Which area(s) are affected? (Select all that apply)

Navigation

Which stage(s) are affected? (Select all that apply)

next dev (local), Vercel (Deployed)

Additional context

This doesn't happen if there aren't any loading pages. This seems to be related to #57257

Interesting... so the problem is not as phrased by the title, thought the problem exists.

One way to see the issue is with the devtools network, and preserve logs, but another is to modify the api endpoint to:

import { NextRequest, NextResponse } from 'next/server';

export const GET = (req: NextRequest) => {
  console.log('redirect called', req.nextUrl.searchParams.get('_rsc'));

  return NextResponse.json({ hello: 'there' });
};

And now you see, where this is going. When you have the loading file, Next.js serves that suspense boundary to the client, so Loading is seen by the client.

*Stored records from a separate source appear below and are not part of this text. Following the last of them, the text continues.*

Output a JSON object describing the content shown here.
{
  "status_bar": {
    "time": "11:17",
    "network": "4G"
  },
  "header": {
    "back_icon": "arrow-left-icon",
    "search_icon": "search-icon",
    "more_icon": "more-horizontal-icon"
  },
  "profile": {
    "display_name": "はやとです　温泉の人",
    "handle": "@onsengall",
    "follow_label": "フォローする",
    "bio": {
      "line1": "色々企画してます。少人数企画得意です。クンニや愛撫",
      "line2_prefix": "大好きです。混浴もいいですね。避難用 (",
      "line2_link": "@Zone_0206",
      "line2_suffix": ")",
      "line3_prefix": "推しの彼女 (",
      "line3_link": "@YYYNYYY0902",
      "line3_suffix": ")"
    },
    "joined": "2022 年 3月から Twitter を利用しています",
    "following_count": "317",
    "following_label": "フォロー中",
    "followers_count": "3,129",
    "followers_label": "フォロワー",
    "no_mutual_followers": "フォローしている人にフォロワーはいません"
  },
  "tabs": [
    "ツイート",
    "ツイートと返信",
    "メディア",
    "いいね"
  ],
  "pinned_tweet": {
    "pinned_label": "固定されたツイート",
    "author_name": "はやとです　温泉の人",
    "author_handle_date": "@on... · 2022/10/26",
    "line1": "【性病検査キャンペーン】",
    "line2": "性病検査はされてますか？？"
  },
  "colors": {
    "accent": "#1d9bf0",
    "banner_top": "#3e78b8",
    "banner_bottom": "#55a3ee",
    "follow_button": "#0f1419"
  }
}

Then the framework is making a request for _rsc data to the endpoint, not that this endpoint serves 200 + json, an at the same time the framework is making a request to the endpoint, without the _rsc query.

I'd seem that this PR, #63786, referenced in #57257 should indeed take care of this 🤔

ah nice, what would be a more appropriate title?

I think the issue is still, a Double redirect when using a loading boundary and Route Handlers

From the test I see that, the intention had been to redirect to another page, not a Route Handler.

Though I am not sure I have the time to investigate a whole lot, but the issue is interesting to say the least.

Thanks hopefully a more appropriate title will help attract some more interest, it is slightly different as this issue is present if you redirect to another Page and a route handler. My example was a route handler as that is a cut down version of our use case (We need to do some cookie clean up and that was the only way we could think in the flow we have).

There is a work around that if the redirect is down in a child client component then you do not get the double render. However this is a bit messy and is not ideal

Alright, I see, the odd thing is that the test introduced by #63786 should really be guarding against that... I'll try to run the tests on this machine, to see what's up

Ok, I got them tests running here, and isolated to the test introduced in #63786 plus a router handler test redirect I wrote, and I can see that, the test is making sure the UI doesn't change, because the redirected to page (or my route handler), render with Date.now, so the assumption is made, should you show two different dates to the client, then you definitely did a double redirect, but that's not the entire picture.

I can see that the server makes a request with _rsc, and one without it, where it'd seem that the UI ignores one, and uses the other, and that makes the test assumption pass.

I'll see if I can change the check to make the test fail.

We're experiencing the very same issue, which seems to have been introduced in 14.2.2 or 14.2.3.

We temporarily downgraded to 14.2.1, which doesn't show this weird behavior. For our use case it is critical, as the redirect involves a third party data generation API which doesn't allow the same url (incl. query params) to be called twice.